Before I experienced trekking in Nepal, I assumed that when people referred to trekking they were using a different word for what I would call backpacking. I have now come to understand that there are several important differences between the colloquial usage of these words, and the subsequent actions the stand to represent. When I think of backpacking I think about going into the mountains, distancing myself from the ever growing megaplex that is the urban world. I think of going into pristine, untouched wilderness to fend for myself; setting up a tent, making a fire, eating oatmeal, strolling around carelessly in the fresh air amongst trees and birds and marmots. Ultimately, I think of a respite from all the hustle and bustle that comes with living in the development of human settlements. However, this same description would not be entirely accurate in describing my experience trekking.
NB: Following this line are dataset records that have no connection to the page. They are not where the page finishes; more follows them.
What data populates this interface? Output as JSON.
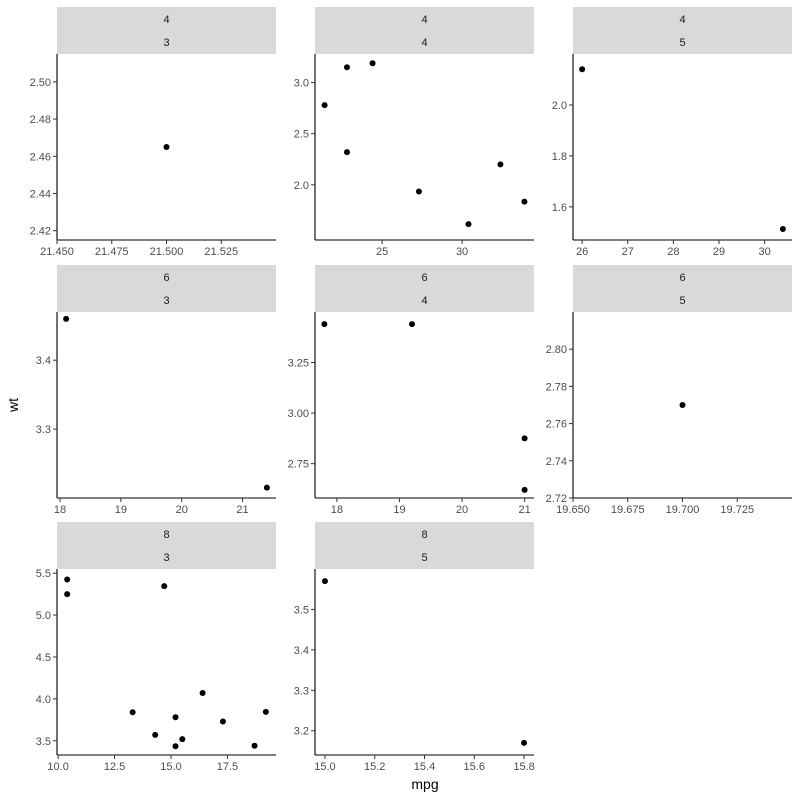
{
  "chart_data": {
    "type": "scatter",
    "xlabel": "mpg",
    "ylabel": "wt",
    "facet_scales": "free",
    "grid": false,
    "colors": {
      "point": "#000000",
      "strip_background": "#d9d9d9",
      "axis_line": "#000000",
      "tick_label": "#4d4d4d",
      "panel_background": "#ffffff"
    },
    "panels": [
      {
        "id": "4-3",
        "strip": [
          "4",
          "3"
        ],
        "xlim": [
          21.45,
          21.55
        ],
        "ylim": [
          2.415,
          2.515
        ],
        "xticks": [
          21.45,
          21.475,
          21.5,
          21.525
        ],
        "xtick_labels": [
          "21.450",
          "21.475",
          "21.500",
          "21.525"
        ],
        "yticks": [
          2.42,
          2.44,
          2.46,
          2.48,
          2.5
        ],
        "ytick_labels": [
          "2.42",
          "2.44",
          "2.46",
          "2.48",
          "2.50"
        ],
        "points": [
          {
            "x": 21.5,
            "y": 2.465
          }
        ]
      },
      {
        "id": "4-4",
        "strip": [
          "4",
          "4"
        ],
        "xlim": [
          20.8,
          34.5
        ],
        "ylim": [
          1.46,
          3.28
        ],
        "xticks": [
          25,
          30
        ],
        "xtick_labels": [
          "25",
          "30"
        ],
        "yticks": [
          2.0,
          2.5,
          3.0
        ],
        "ytick_labels": [
          "2.0",
          "2.5",
          "3.0"
        ],
        "points": [
          {
            "x": 21.4,
            "y": 2.78
          },
          {
            "x": 22.8,
            "y": 3.15
          },
          {
            "x": 22.8,
            "y": 2.32
          },
          {
            "x": 24.4,
            "y": 3.19
          },
          {
            "x": 27.3,
            "y": 1.935
          },
          {
            "x": 30.4,
            "y": 1.615
          },
          {
            "x": 32.4,
            "y": 2.2
          },
          {
            "x": 33.9,
            "y": 1.835
          }
        ]
      },
      {
        "id": "4-5",
        "strip": [
          "4",
          "5"
        ],
        "xlim": [
          25.8,
          30.6
        ],
        "ylim": [
          1.47,
          2.2
        ],
        "xticks": [
          26,
          27,
          28,
          29,
          30
        ],
        "xtick_labels": [
          "26",
          "27",
          "28",
          "29",
          "30"
        ],
        "yticks": [
          1.6,
          1.8,
          2.0
        ],
        "ytick_labels": [
          "1.6",
          "1.8",
          "2.0"
        ],
        "points": [
          {
            "x": 26.0,
            "y": 2.14
          },
          {
            "x": 30.4,
            "y": 1.513
          }
        ]
      },
      {
        "id": "6-3",
        "strip": [
          "6",
          "3"
        ],
        "xlim": [
          17.95,
          21.55
        ],
        "ylim": [
          3.2,
          3.47
        ],
        "xticks": [
          18,
          19,
          20,
          21
        ],
        "xtick_labels": [
          "18",
          "19",
          "20",
          "21"
        ],
        "yticks": [
          3.3,
          3.4
        ],
        "ytick_labels": [
          "3.3",
          "3.4"
        ],
        "points": [
          {
            "x": 18.1,
            "y": 3.46
          },
          {
            "x": 21.4,
            "y": 3.215
          }
        ]
      },
      {
        "id": "6-4",
        "strip": [
          "6",
          "4"
        ],
        "xlim": [
          17.65,
          21.15
        ],
        "ylim": [
          2.58,
          3.5
        ],
        "xticks": [
          18,
          19,
          20,
          21
        ],
        "xtick_labels": [
          "18",
          "19",
          "20",
          "21"
        ],
        "yticks": [
          2.75,
          3.0,
          3.25
        ],
        "ytick_labels": [
          "2.75",
          "3.00",
          "3.25"
        ],
        "points": [
          {
            "x": 17.8,
            "y": 3.44
          },
          {
            "x": 19.2,
            "y": 3.44
          },
          {
            "x": 21.0,
            "y": 2.875
          },
          {
            "x": 21.0,
            "y": 2.62
          }
        ]
      },
      {
        "id": "6-5",
        "strip": [
          "6",
          "5"
        ],
        "xlim": [
          19.65,
          19.75
        ],
        "ylim": [
          2.72,
          2.82
        ],
        "xticks": [
          19.65,
          19.675,
          19.7,
          19.725
        ],
        "xtick_labels": [
          "19.650",
          "19.675",
          "19.700",
          "19.725"
        ],
        "yticks": [
          2.72,
          2.74,
          2.76,
          2.78,
          2.8
        ],
        "ytick_labels": [
          "2.72",
          "2.74",
          "2.76",
          "2.78",
          "2.80"
        ],
        "points": [
          {
            "x": 19.7,
            "y": 2.77
          }
        ]
      },
      {
        "id": "8-3",
        "strip": [
          "8",
          "3"
        ],
        "xlim": [
          9.95,
          19.65
        ],
        "ylim": [
          3.33,
          5.55
        ],
        "xticks": [
          10.0,
          12.5,
          15.0,
          17.5
        ],
        "xtick_labels": [
          "10.0",
          "12.5",
          "15.0",
          "17.5"
        ],
        "yticks": [
          3.5,
          4.0,
          4.5,
          5.0,
          5.5
        ],
        "ytick_labels": [
          "3.5",
          "4.0",
          "4.5",
          "5.0",
          "5.5"
        ],
        "points": [
          {
            "x": 10.4,
            "y": 5.424
          },
          {
            "x": 10.4,
            "y": 5.25
          },
          {
            "x": 13.3,
            "y": 3.84
          },
          {
            "x": 14.3,
            "y": 3.57
          },
          {
            "x": 14.7,
            "y": 5.345
          },
          {
            "x": 15.2,
            "y": 3.78
          },
          {
            "x": 15.2,
            "y": 3.435
          },
          {
            "x": 15.5,
            "y": 3.52
          },
          {
            "x": 16.4,
            "y": 4.07
          },
          {
            "x": 17.3,
            "y": 3.73
          },
          {
            "x": 18.7,
            "y": 3.44
          },
          {
            "x": 19.2,
            "y": 3.845
          }
        ]
      },
      {
        "id": "8-5",
        "strip": [
          "8",
          "5"
        ],
        "xlim": [
          14.96,
          15.84
        ],
        "ylim": [
          3.14,
          3.6
        ],
        "xticks": [
          15.0,
          15.2,
          15.4,
          15.6,
          15.8
        ],
        "xtick_labels": [
          "15.0",
          "15.2",
          "15.4",
          "15.6",
          "15.8"
        ],
        "yticks": [
          3.2,
          3.3,
          3.4,
          3.5
        ],
        "ytick_labels": [
          "3.2",
          "3.3",
          "3.4",
          "3.5"
        ],
        "points": [
          {
            "x": 15.0,
            "y": 3.57
          },
          {
            "x": 15.8,
            "y": 3.17
          }
        ]
      }
    ]
  }
}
As opposed to the United states, where areas of land are sectioned off as national parks, prohibiting any permanent settlements, the area of “wilderness’ I was traveling through are integrated with human life. Up until around 11,000 feet, where the last building stands, the going road of the Mardi Himal trek is speckled with tea huts and hotel-restaurants. Part of me definitely loves being in uninhabited wilderness, characteristic of backpacking, but I have found that I greatly enjoy the integration of prakriti (nature) and aakriti (structure) characteristic of the Nepali trekking. With a roof and a bed in the forest I did not need to bring a tent or sleeping bag or many of the other odds and ends necessary when venturing into national parks. Along with allowing for a light backpack, the guesthouses along the trek are nodes of international interaction. Over dahlbhat and chiya I spoke with people from all over the world, exchanging stories and smiles, laughs and muscle-soar moans. In these places of communal rest, I experienced one of my most strongly held prayers of global love and harmony.